En 1980, Terry Fox court 5 373 km dans le cadre de son Marathon de l’espoir, une course de fond organisée pour sensibiliser le public aux besoins de la recherche sur le cancer et lever des fonds. Terry Fox, dont la jambe droite a été amputée en 1977, accomplit cet incroyable exploit en portant une prothèse conçue principalement pour la marche. Son exploit a inspiré de nombreux Canadiens et d’autres amputés et para-athlètes dans le monde entier. Il a également incité les chercheurs à développer des prothèses plus adaptées à la course à pied. Depuis 1980, les avancées réalisées dans le domaine des matériaux et de la technologie informatique et bionique ont permis de réaliser des prothèses plus confortables, plus stables et plus réactives pour les athlètes amateurs et de haut niveau.
Terry Fox
Au début du mois de mars 1977, l’étudiant universitaire et athlète Terry Fox apprend qu’il est atteint d’un ostéosarcome (cancer des os) et qu’il va falloir amputer sa jambe droite au-dessus du genou. La veille au soir de son opération, l’entraîneur de basketball de l’école secondaire de Terry Fox lui passe un article qui va changer sa vie. L’article parle de Dick Traum, l’amputé américain qui, en 1976, est devenu le premier à courir le marathon de New York avec une prothèse. Terry Fox expliquera plus tard que c’est l’histoire de Traum qui l’a inspiré pour le Marathon de l’espoir.
La jambe droite de Terry Fox est amputée 15 cm au-dessus du genou. Quelques semaines plus tard, le jeune homme plein de volonté parvient déjà à marcher. L’année suivante, il se joint à l’équipe de basketball en fauteuil de Rick Hansen. Mais il rêve toujours de traverser le Canada en courant.
La jambe artificielle de Terry Fox
En 1979, Terry Fox commence à s’entraîner pour la course de fond, avec une prothèse conçue pour la marche. À l’époque, les jambes artificielles, compliquées et lourdes, sont destinées à la marche, pas à la course. Elles sont loin d’être au niveau des prothèses actuelles, ultra-légères, conçues spécifiquement pour la course et portées par les para-athlètes de haut niveau.

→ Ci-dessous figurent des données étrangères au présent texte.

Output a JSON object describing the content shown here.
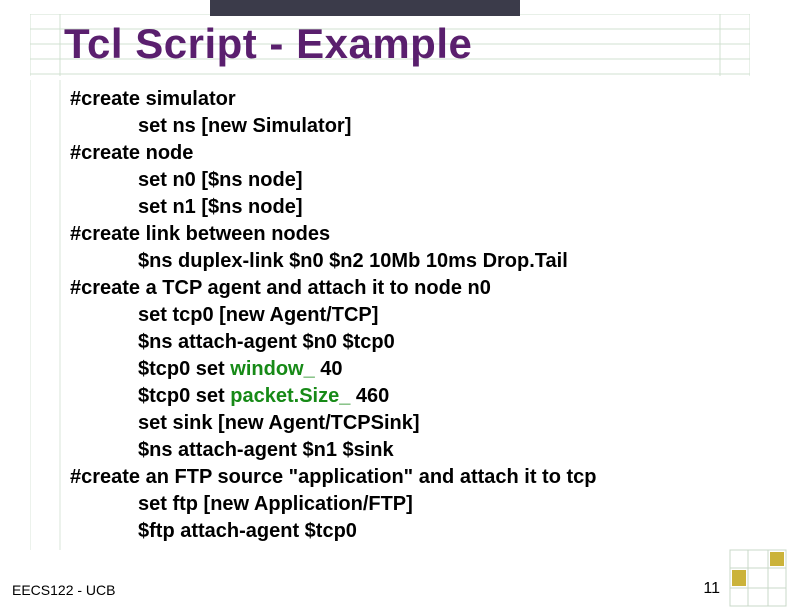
{
  "title": "Tcl Script - Example",
  "colors": {
    "title": "#5a1f6e",
    "highlight_green": "#178a17",
    "topbar": "#3b3b4a",
    "grid_line": "#c8d8c8"
  },
  "code": {
    "c01": "#create simulator",
    "c02": "set ns [new Simulator]",
    "c03": "#create node",
    "c04": "set n0 [$ns node]",
    "c05": "set n1 [$ns node]",
    "c06": "#create link between nodes",
    "c07": "$ns duplex-link $n0 $n2 10Mb 10ms Drop.Tail",
    "c08": "#create a TCP agent and attach it to node n0",
    "c09": "set tcp0 [new Agent/TCP]",
    "c10": "$ns attach-agent $n0 $tcp0",
    "c11a": "$tcp0 set ",
    "c11b": "window_",
    "c11c": " 40",
    "c12a": "$tcp0 set ",
    "c12b": "packet.Size_",
    "c12c": " 460",
    "c13": "set sink [new Agent/TCPSink]",
    "c14": "$ns attach-agent $n1 $sink",
    "c15": "#create an FTP source \"application\" and attach it to tcp",
    "c16": "set ftp [new Application/FTP]",
    "c17": "$ftp attach-agent $tcp0"
  },
  "footer": {
    "left": "EECS122 - UCB",
    "right": "11"
  }
}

Dans une jambe normale, la course met en jeu les mécanismes suivants : les quadriceps (muscles du devant la cuisse) allongent la jambe vers l’avant, induisant une flexion au niveau de la hanche et un alignement de la cuisse et de la jambe au niveau du genou. Les ischio-jambiers (derrière la cuisse) agissent alors comme des freins pour stopper le mouvement de la jambe et aligner la hanche. le genou peut se plier un peu pour amortir le choc du pied au contact du sol et les quadriceps allongent une nouvelle fois la jambe alors que le corps passe au-dessus du pied. Les muscles de la hanche aident aussi les quadriceps et les ischio-jambiers à actionner la jambe. Puis les muscles du mollet se contractent pour soulever le corps (talon), permettre à l’autre jambe de basculer vers l’avant et contribuer à la propulsion du corps vers l’avant. Tout comme les quadriceps, ils aident à amortir l’impact avec le sol. Pour une personne amputée au-dessus du genou comme Terry Fox, les muscles des hanches doivent effectuer le travail normalement exécuté par les quadriceps et les ischio-jambiers. Le genou artificiel doit également rester droit lorsque la jambe est complètement étendue et supporte le poids du coureur, sinon la prothèse peut flamber.
La prothèse que Terry Fox utilise pour le Marathon de l’espoir a été conçue par Ben Speicher, un prothésiste de la Colombie-Britannique. Ben Speicher a adapté une prothèse de marche conventionnelle en y incorporant un genou artificiel fonctionnant comme une charnière (l’Otto Bock 3R17). La jambe est attachée par succion et une série de sangles. Une bande élastique a été ajoutée pour aider l’extension de la jambe vers l’avant. Avec un poids d’environ 4 kg, cette prothèse est lourde comparée aux prothèses de course légères utilisées aujourd’hui.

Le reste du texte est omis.